Not long ago, I read an article by comedian John Cleese about how P.C. is killing comedy:
Monty Python member John Cleese has become the latest comedy legend to wade into the shark-infested waters that is the debate over political correctness in comedy.
In a video for commentary website Big Think, Cleese warns that over sensitivity from political correctness is hurting comedy and could lead to a society where free expression is not allowed.
Cleese lays out a theory that "all comedy is critical," in that it in some way comments or passes judgment on something the joke-teller observes, and therefore whoever is being judged by the joke could feel offended by it.
Cleese objects to offended parties trying to regulate other peoples' thoughts and behaviors, as that leads to a culture where ideas are not allowed to be freely exchanged and dissent is suppressed.
Cleese says that he's been warned against performing at colleges, because it's on university campuses in particular where "the political correctness has been taken from being a good idea, which is 'Let's not be mean in particular to people who are not able to look after themselves very well,' to the point where any kind of criticism of any individual or group could be labeled cruel."
And so true it is.
As the song goes, "those were the days, my friend, we thought they'd never end..."
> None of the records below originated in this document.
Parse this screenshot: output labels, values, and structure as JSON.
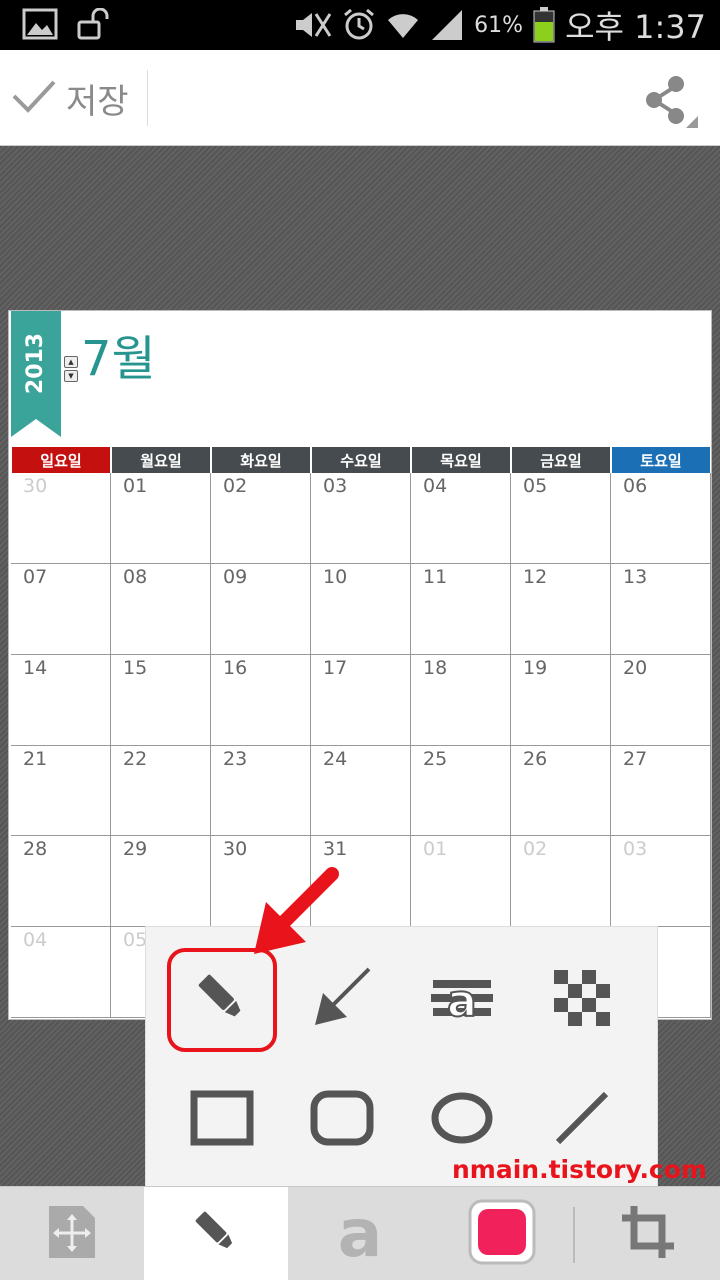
{
  "status_bar": {
    "battery": "61%",
    "time": "오후 1:37"
  },
  "action_bar": {
    "save_label": "저장"
  },
  "calendar": {
    "year": "2013",
    "month": "7월",
    "day_headers": [
      "일요일",
      "월요일",
      "화요일",
      "수요일",
      "목요일",
      "금요일",
      "토요일"
    ],
    "weeks": [
      [
        "30",
        "01",
        "02",
        "03",
        "04",
        "05",
        "06"
      ],
      [
        "07",
        "08",
        "09",
        "10",
        "11",
        "12",
        "13"
      ],
      [
        "14",
        "15",
        "16",
        "17",
        "18",
        "19",
        "20"
      ],
      [
        "21",
        "22",
        "23",
        "24",
        "25",
        "26",
        "27"
      ],
      [
        "28",
        "29",
        "30",
        "31",
        "01",
        "02",
        "03"
      ],
      [
        "04",
        "05",
        "",
        "",
        "",
        "",
        ""
      ]
    ],
    "colors": {
      "sunday": "#c4100f",
      "weekday": "#464b4f",
      "saturday": "#1a6fb5",
      "accent": "#27958f"
    }
  },
  "tools": {
    "items": [
      "pen-icon",
      "arrow-icon",
      "text-blur-icon",
      "mosaic-icon",
      "rectangle-icon",
      "rounded-rectangle-icon",
      "ellipse-icon",
      "line-icon"
    ]
  },
  "watermark": "nmain.tistory.com",
  "bottom_bar": {
    "items": [
      "move-icon",
      "pen-icon",
      "text-icon",
      "color-icon",
      "crop-icon"
    ],
    "selected_color": "#f0215b"
  }
}
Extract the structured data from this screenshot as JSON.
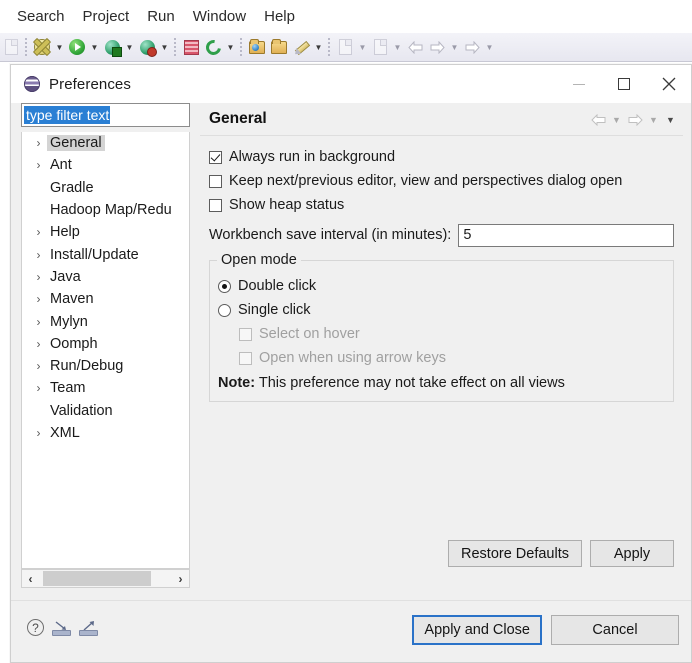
{
  "menubar": {
    "items": [
      {
        "label": "Search"
      },
      {
        "label": "Project"
      },
      {
        "label": "Run"
      },
      {
        "label": "Window"
      },
      {
        "label": "Help"
      }
    ]
  },
  "toolbar": {
    "icons": [
      {
        "name": "new-wizard-icon"
      },
      {
        "name": "run-icon"
      },
      {
        "name": "debug-icon"
      },
      {
        "name": "coverage-icon"
      },
      {
        "name": "new-java-package-icon"
      },
      {
        "name": "git-icon"
      },
      {
        "name": "open-type-icon"
      },
      {
        "name": "open-resource-icon"
      },
      {
        "name": "quick-access-icon"
      },
      {
        "name": "document-icon"
      },
      {
        "name": "editor-icon"
      },
      {
        "name": "back-icon"
      },
      {
        "name": "forward-icon"
      },
      {
        "name": "next-annotation-icon"
      }
    ]
  },
  "dialog": {
    "title": "Preferences",
    "title_icon": "eclipse-globe-icon",
    "window_controls": {
      "minimize": "minimize-icon",
      "maximize": "maximize-icon",
      "close": "close-icon"
    },
    "filter": {
      "value": "type filter text",
      "placeholder": "type filter text"
    },
    "tree": {
      "items": [
        {
          "label": "General",
          "expandable": true,
          "selected": true
        },
        {
          "label": "Ant",
          "expandable": true,
          "selected": false
        },
        {
          "label": "Gradle",
          "expandable": false,
          "selected": false
        },
        {
          "label": "Hadoop Map/Redu",
          "expandable": false,
          "selected": false
        },
        {
          "label": "Help",
          "expandable": true,
          "selected": false
        },
        {
          "label": "Install/Update",
          "expandable": true,
          "selected": false
        },
        {
          "label": "Java",
          "expandable": true,
          "selected": false
        },
        {
          "label": "Maven",
          "expandable": true,
          "selected": false
        },
        {
          "label": "Mylyn",
          "expandable": true,
          "selected": false
        },
        {
          "label": "Oomph",
          "expandable": true,
          "selected": false
        },
        {
          "label": "Run/Debug",
          "expandable": true,
          "selected": false
        },
        {
          "label": "Team",
          "expandable": true,
          "selected": false
        },
        {
          "label": "Validation",
          "expandable": false,
          "selected": false
        },
        {
          "label": "XML",
          "expandable": true,
          "selected": false
        }
      ]
    },
    "scrollbar": {
      "left_arrow": "chevron-left-icon",
      "right_arrow": "chevron-right-icon"
    },
    "page": {
      "title": "General",
      "nav": {
        "back_icon": "back-arrow-icon",
        "back_menu_icon": "chevron-down-icon",
        "forward_icon": "forward-arrow-icon",
        "forward_menu_icon": "chevron-down-icon",
        "view_menu_icon": "chevron-down-icon"
      },
      "checkboxes": [
        {
          "label": "Always run in background",
          "checked": true,
          "disabled": false
        },
        {
          "label": "Keep next/previous editor, view and perspectives dialog open",
          "checked": false,
          "disabled": false
        },
        {
          "label": "Show heap status",
          "checked": false,
          "disabled": false
        }
      ],
      "save_interval": {
        "label": "Workbench save interval (in minutes):",
        "value": "5"
      },
      "open_mode": {
        "title": "Open mode",
        "options": [
          {
            "label": "Double click",
            "selected": true
          },
          {
            "label": "Single click",
            "selected": false
          }
        ],
        "sub_options": [
          {
            "label": "Select on hover",
            "checked": false,
            "disabled": true
          },
          {
            "label": "Open when using arrow keys",
            "checked": false,
            "disabled": true
          }
        ],
        "note_prefix": "Note:",
        "note_text": "This preference may not take effect on all views"
      },
      "buttons": {
        "restore_defaults": "Restore Defaults",
        "apply": "Apply"
      }
    },
    "footer": {
      "icons": [
        {
          "name": "help-icon",
          "glyph": "?"
        },
        {
          "name": "import-preferences-icon"
        },
        {
          "name": "export-preferences-icon"
        }
      ],
      "buttons": {
        "apply_and_close": "Apply and Close",
        "cancel": "Cancel"
      }
    }
  },
  "colors": {
    "accent": "#2a72c8",
    "selection": "#2a7fd4",
    "dialog_bg": "#f0f0f0"
  }
}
Unfortunately, they've ended, and we are not better off. We are now living in a culture where people are literally afraid of saying something about a person of a different race for fear of being called a racist. H.R. departments have bosses and supervisors tangled up in bureaucratic verbiage to avoid turning a review into a civil rights case.
That's not improvement. That's a disaster that will lead to less talk, less understanding, and a heck of a lot less laughter.